SeaTrac Serial Command Interface Reference
Page 26
5.3.
Synchronisation Characters
To indicate the start of a message, a unique synchronisation character (‘#’ or ‘$’) is used,
whose presence is guaranteed not to occur anywhere else other than at the start of a valid
message.
Messages from the PC to the Beacon should start with a ‘#’ character (ASCII code 35).

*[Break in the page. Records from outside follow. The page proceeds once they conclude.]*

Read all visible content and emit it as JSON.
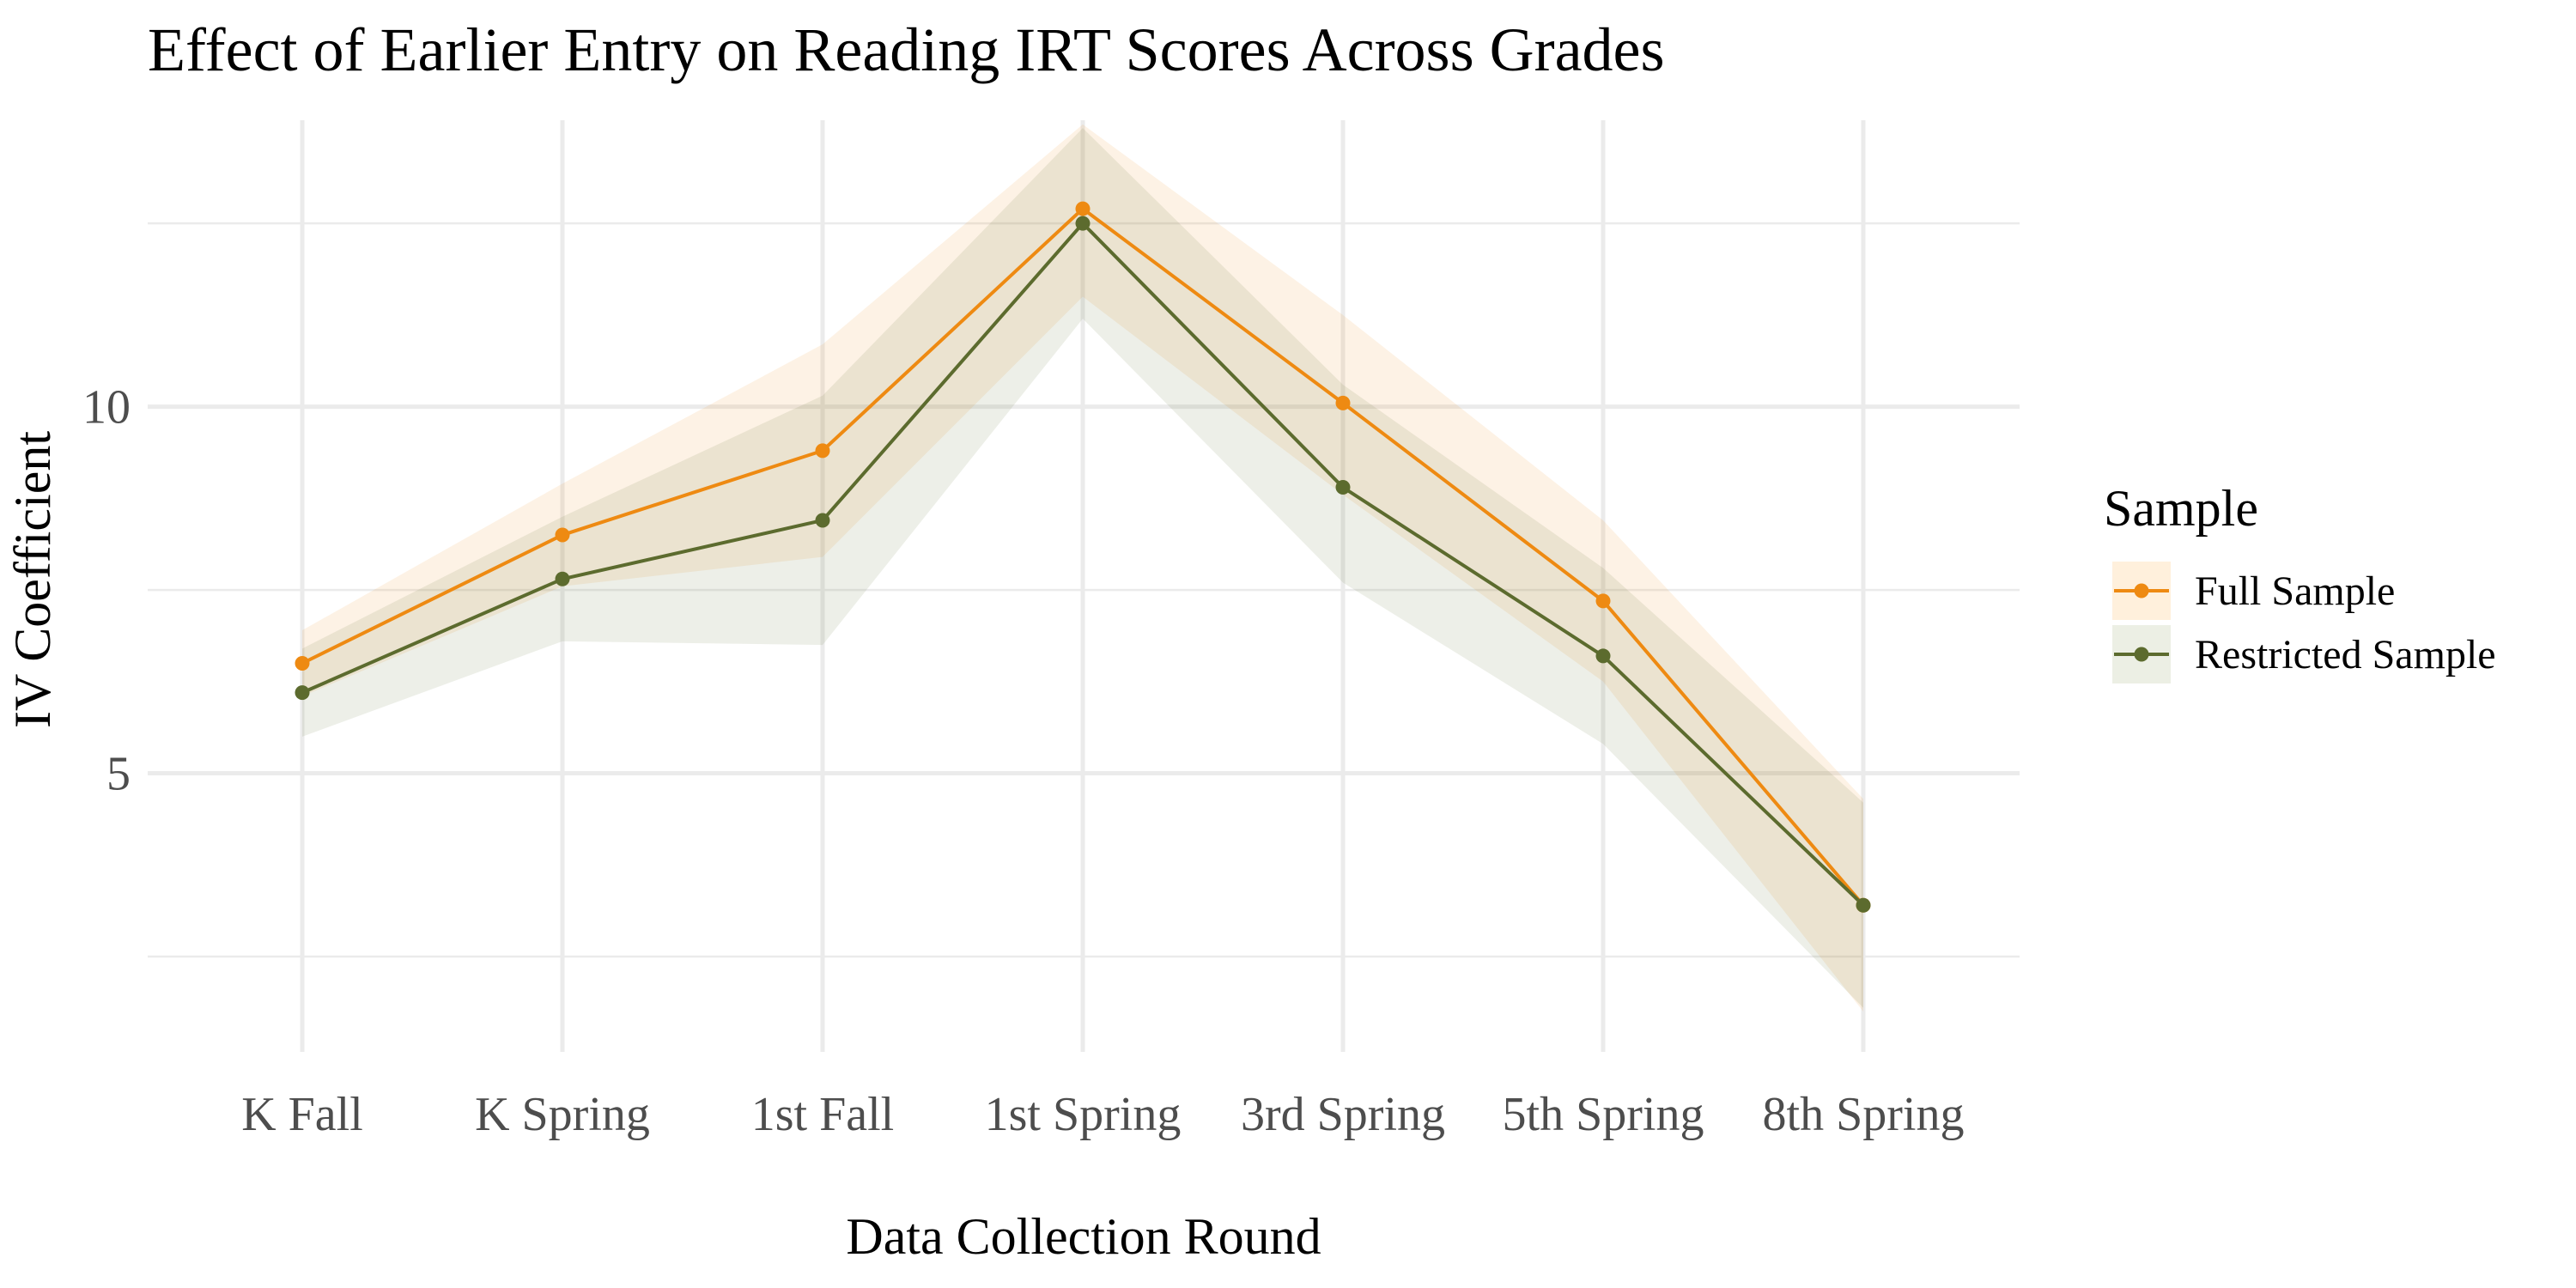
{
  "chart_data": {
    "type": "line",
    "title": "Effect of Earlier Entry on Reading IRT Scores Across Grades",
    "xlabel": "Data Collection Round",
    "ylabel": "IV Coefficient",
    "categories": [
      "K Fall",
      "K Spring",
      "1st Fall",
      "1st Spring",
      "3rd Spring",
      "5th Spring",
      "8th Spring"
    ],
    "y_ticks": [
      5,
      10
    ],
    "ylim": [
      1.2,
      14.2
    ],
    "grid": true,
    "legend": {
      "title": "Sample",
      "position": "right"
    },
    "series": [
      {
        "name": "Full Sample",
        "color": "#EE8A12",
        "ribbon_color": "#FFF0DC",
        "values": [
          6.5,
          8.25,
          9.4,
          12.7,
          10.05,
          7.35,
          3.2
        ],
        "lower": [
          6.05,
          7.55,
          7.95,
          11.5,
          8.8,
          6.25,
          1.75
        ],
        "upper": [
          6.95,
          8.95,
          10.85,
          13.85,
          11.25,
          8.45,
          4.65
        ]
      },
      {
        "name": "Restricted Sample",
        "color": "#5C6B2E",
        "ribbon_color": "#ECEFE4",
        "values": [
          6.1,
          7.65,
          8.45,
          12.5,
          8.9,
          6.6,
          3.2
        ],
        "lower": [
          5.5,
          6.8,
          6.75,
          11.2,
          7.6,
          5.4,
          1.8
        ],
        "upper": [
          6.7,
          8.5,
          10.15,
          13.8,
          10.3,
          7.8,
          4.6
        ]
      }
    ]
  }
}
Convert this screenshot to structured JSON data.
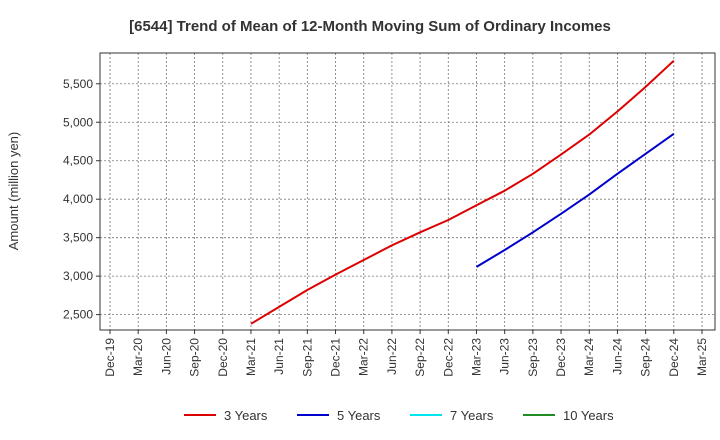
{
  "chart_data": {
    "type": "line",
    "title": "[6544]  Trend of Mean of 12-Month Moving Sum of Ordinary Incomes",
    "xlabel": "",
    "ylabel": "Amount (million yen)",
    "x_ticks": [
      "Dec-19",
      "Mar-20",
      "Jun-20",
      "Sep-20",
      "Dec-20",
      "Mar-21",
      "Jun-21",
      "Sep-21",
      "Dec-21",
      "Mar-22",
      "Jun-22",
      "Sep-22",
      "Dec-22",
      "Mar-23",
      "Jun-23",
      "Sep-23",
      "Dec-23",
      "Mar-24",
      "Jun-24",
      "Sep-24",
      "Dec-24",
      "Mar-25"
    ],
    "y_ticks": [
      2500,
      3000,
      3500,
      4000,
      4500,
      5000,
      5500
    ],
    "ylim": [
      2300,
      5900
    ],
    "grid": true,
    "legend_position": "bottom",
    "series": [
      {
        "name": "3 Years",
        "color": "#dd0000",
        "x": [
          "Mar-21",
          "Jun-21",
          "Sep-21",
          "Dec-21",
          "Mar-22",
          "Jun-22",
          "Sep-22",
          "Dec-22",
          "Mar-23",
          "Jun-23",
          "Sep-23",
          "Dec-23",
          "Mar-24",
          "Jun-24",
          "Sep-24",
          "Dec-24"
        ],
        "values": [
          2380,
          2600,
          2820,
          3020,
          3210,
          3400,
          3570,
          3730,
          3920,
          4110,
          4330,
          4580,
          4840,
          5140,
          5460,
          5800
        ]
      },
      {
        "name": "5 Years",
        "color": "#0000cc",
        "x": [
          "Mar-23",
          "Jun-23",
          "Sep-23",
          "Dec-23",
          "Mar-24",
          "Jun-24",
          "Sep-24",
          "Dec-24"
        ],
        "values": [
          3120,
          3340,
          3570,
          3810,
          4060,
          4330,
          4590,
          4850
        ]
      },
      {
        "name": "7 Years",
        "color": "#00e5ee",
        "x": [],
        "values": []
      },
      {
        "name": "10 Years",
        "color": "#228b22",
        "x": [],
        "values": []
      }
    ]
  }
}
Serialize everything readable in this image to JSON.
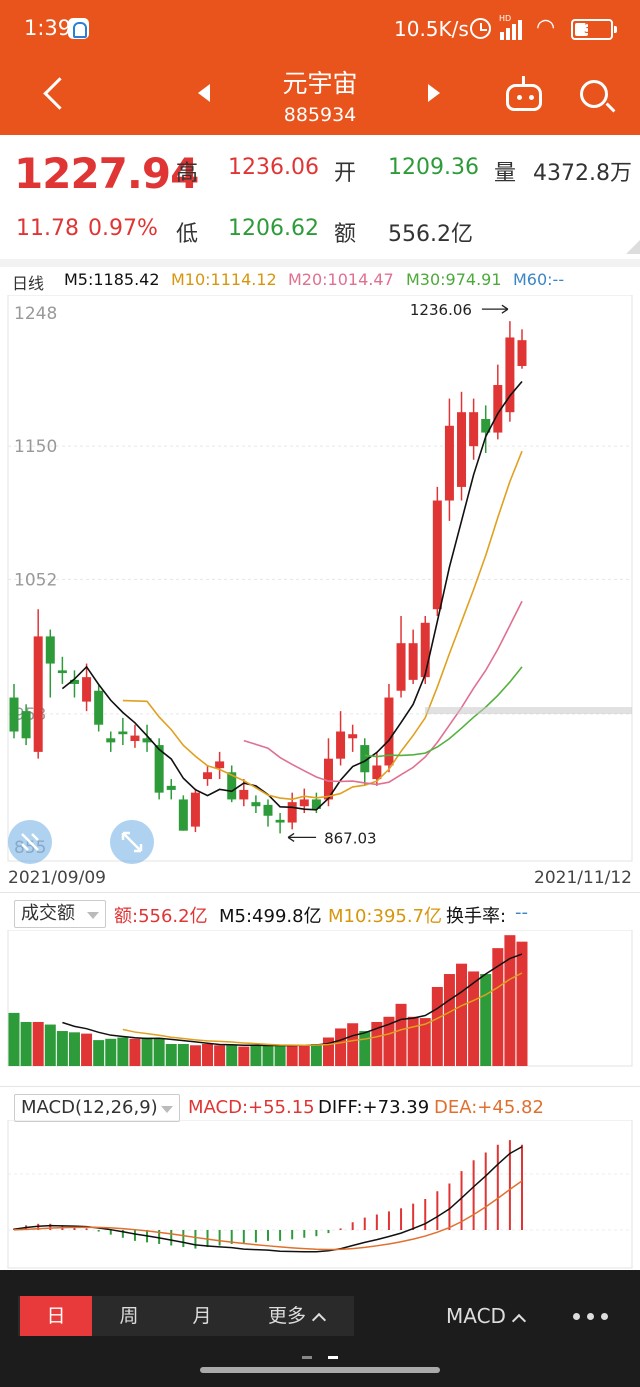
{
  "status_bar": {
    "time": "1:39",
    "net_rate": "10.5K/s",
    "network": "HD",
    "battery": "37"
  },
  "nav": {
    "title": "元宇宙",
    "code": "885934"
  },
  "quote": {
    "price": "1227.94",
    "change": "11.78",
    "change_pct": "0.97%",
    "high_label": "高",
    "high": "1236.06",
    "open_label": "开",
    "open": "1209.36",
    "vol_label": "量",
    "vol": "4372.8万",
    "low_label": "低",
    "low": "1206.62",
    "amt_label": "额",
    "amt": "556.2亿"
  },
  "kline_legend": {
    "period": "日线",
    "m5": "M5:1185.42",
    "m10": "M10:1114.12",
    "m20": "M20:1014.47",
    "m30": "M30:974.91",
    "m60": "M60:--"
  },
  "kline_axis": {
    "y1": "1248",
    "y2": "1150",
    "y3": "1052",
    "y4": "953",
    "y5": "855"
  },
  "annotations": {
    "max": "1236.06",
    "min": "867.03"
  },
  "dates": {
    "start": "2021/09/09",
    "end": "2021/11/12"
  },
  "volume": {
    "selector": "成交额",
    "amt": "额:556.2亿",
    "m5": "M5:499.8亿",
    "m10": "M10:395.7亿",
    "turnover": "换手率:",
    "turnover_val": "--"
  },
  "macd": {
    "selector": "MACD(12,26,9)",
    "macd": "MACD:+55.15",
    "diff": "DIFF:+73.39",
    "dea": "DEA:+45.82"
  },
  "bottom": {
    "tab_day": "日",
    "tab_week": "周",
    "tab_month": "月",
    "tab_more": "更多",
    "indicator": "MACD"
  },
  "colors": {
    "header": "#e9541c",
    "up": "#e03535",
    "down": "#2e9b3a",
    "m5": "#111111",
    "m10": "#e0a020",
    "m20": "#e07090",
    "m30": "#55b040"
  },
  "chart_data": [
    {
      "type": "candlestick",
      "title": "日线",
      "x_range": [
        "2021/09/09",
        "2021/11/12"
      ],
      "ylim": [
        855,
        1248
      ],
      "y_ticks": [
        1248,
        1150,
        1052,
        953,
        855
      ],
      "candles": [
        {
          "o": 965,
          "c": 940,
          "h": 975,
          "l": 935
        },
        {
          "o": 955,
          "c": 935,
          "h": 960,
          "l": 930
        },
        {
          "o": 925,
          "c": 1010,
          "h": 1030,
          "l": 920
        },
        {
          "o": 1010,
          "c": 990,
          "h": 1015,
          "l": 965
        },
        {
          "o": 985,
          "c": 983,
          "h": 995,
          "l": 975
        },
        {
          "o": 978,
          "c": 975,
          "h": 985,
          "l": 965
        },
        {
          "o": 962,
          "c": 980,
          "h": 990,
          "l": 955
        },
        {
          "o": 970,
          "c": 945,
          "h": 975,
          "l": 940
        },
        {
          "o": 935,
          "c": 932,
          "h": 940,
          "l": 925
        },
        {
          "o": 940,
          "c": 938,
          "h": 950,
          "l": 930
        },
        {
          "o": 933,
          "c": 937,
          "h": 945,
          "l": 928
        },
        {
          "o": 935,
          "c": 932,
          "h": 945,
          "l": 925
        },
        {
          "o": 930,
          "c": 895,
          "h": 935,
          "l": 890
        },
        {
          "o": 900,
          "c": 897,
          "h": 905,
          "l": 890
        },
        {
          "o": 890,
          "c": 867,
          "h": 893,
          "l": 867
        },
        {
          "o": 870,
          "c": 895,
          "h": 898,
          "l": 866
        },
        {
          "o": 905,
          "c": 910,
          "h": 915,
          "l": 900
        },
        {
          "o": 913,
          "c": 918,
          "h": 925,
          "l": 905
        },
        {
          "o": 910,
          "c": 890,
          "h": 915,
          "l": 888
        },
        {
          "o": 890,
          "c": 897,
          "h": 905,
          "l": 885
        },
        {
          "o": 888,
          "c": 885,
          "h": 893,
          "l": 880
        },
        {
          "o": 886,
          "c": 878,
          "h": 890,
          "l": 870
        },
        {
          "o": 875,
          "c": 873,
          "h": 880,
          "l": 865
        },
        {
          "o": 873,
          "c": 888,
          "h": 895,
          "l": 868
        },
        {
          "o": 885,
          "c": 890,
          "h": 898,
          "l": 880
        },
        {
          "o": 890,
          "c": 883,
          "h": 895,
          "l": 880
        },
        {
          "o": 890,
          "c": 920,
          "h": 935,
          "l": 885
        },
        {
          "o": 920,
          "c": 940,
          "h": 955,
          "l": 915
        },
        {
          "o": 935,
          "c": 938,
          "h": 945,
          "l": 925
        },
        {
          "o": 930,
          "c": 910,
          "h": 935,
          "l": 900
        },
        {
          "o": 905,
          "c": 915,
          "h": 925,
          "l": 900
        },
        {
          "o": 915,
          "c": 965,
          "h": 975,
          "l": 910
        },
        {
          "o": 970,
          "c": 1005,
          "h": 1025,
          "l": 965
        },
        {
          "o": 978,
          "c": 1005,
          "h": 1015,
          "l": 975
        },
        {
          "o": 980,
          "c": 1020,
          "h": 1025,
          "l": 975
        },
        {
          "o": 1030,
          "c": 1110,
          "h": 1120,
          "l": 1025
        },
        {
          "o": 1110,
          "c": 1165,
          "h": 1185,
          "l": 1095
        },
        {
          "o": 1120,
          "c": 1175,
          "h": 1190,
          "l": 1110
        },
        {
          "o": 1150,
          "c": 1175,
          "h": 1185,
          "l": 1140
        },
        {
          "o": 1170,
          "c": 1160,
          "h": 1180,
          "l": 1145
        },
        {
          "o": 1160,
          "c": 1195,
          "h": 1210,
          "l": 1155
        },
        {
          "o": 1175,
          "c": 1230,
          "h": 1242,
          "l": 1168
        },
        {
          "o": 1209,
          "c": 1228,
          "h": 1236,
          "l": 1207
        }
      ]
    },
    {
      "type": "bar",
      "title": "成交额",
      "values": [
        41,
        34,
        34,
        32,
        27,
        26,
        25,
        20,
        21,
        22,
        21,
        22,
        21,
        17,
        17,
        16,
        17,
        16,
        16,
        15,
        16,
        16,
        16,
        16,
        16,
        17,
        22,
        29,
        33,
        27,
        34,
        38,
        48,
        38,
        37,
        61,
        71,
        79,
        73,
        71,
        91,
        101,
        96
      ]
    },
    {
      "type": "bar",
      "title": "MACD",
      "values": [
        1,
        3,
        4,
        4,
        3,
        2,
        1,
        -1,
        -3,
        -5,
        -7,
        -8,
        -9,
        -10,
        -11,
        -12,
        -11,
        -10,
        -9,
        -9,
        -8,
        -7,
        -7,
        -6,
        -5,
        -4,
        -2,
        1,
        5,
        8,
        10,
        12,
        14,
        17,
        20,
        25,
        30,
        38,
        45,
        50,
        55,
        58,
        55
      ]
    }
  ]
}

Messages from the Beacon to the PC start with a ‘$’ character (ASCII code 36).
5.4.
Data Encoding
Following the synchronisation character, all message data is encoded in ASCII as hexadecimal
character pairs describing bytes of data – where the first received character represents the
most-significant nibble (bits 7 to 4) and the second character represent the lest-significant
nibble (bits 3 to 0).
This means that only hexadecimal characters ‘0’ to ‘9’ and ‘A’ to ‘F’ are valid during decoding of
the message content following the synchronisation character. All other characters are invalid.
For data values that require more than one byte in size to transmit (i.e. 16-bit Words and 32-
bit DWords), the value is transmitted least-significant-byte first (Little-Endian).
Data lengths should always be a multiple of 2 as single nibble (character) values are never
used.
For example receiving characters…
Sequence 4A = 0x4A = 0b010 01010 = 74 decimal
Sequence 1234 = 0x3412 = 0b0011 0100 0001 0010 = 13330 decimal
The end of the message is indicated by the ‘Carriage-Return/Line-Feed’ character pair
(<CR><LF>) of ASCII values 13 (0x0D) and 10 (0x0A) respectively, allowing data to be
displayed on a variety of terminal applications.
5.5.
Command ID Codes
Following the synchronisation character, all messages start with a single byte (2 character)
Command Identification Code (CID), indicating the purpose of the following data payload.
All acknowledgement Response Messages sent from the Beacon use the same CID as that
specified in the Command Message sent to the Beacon.
For a list of valid
codes see section 6.3.6, and section 7 for definitions of their purpose.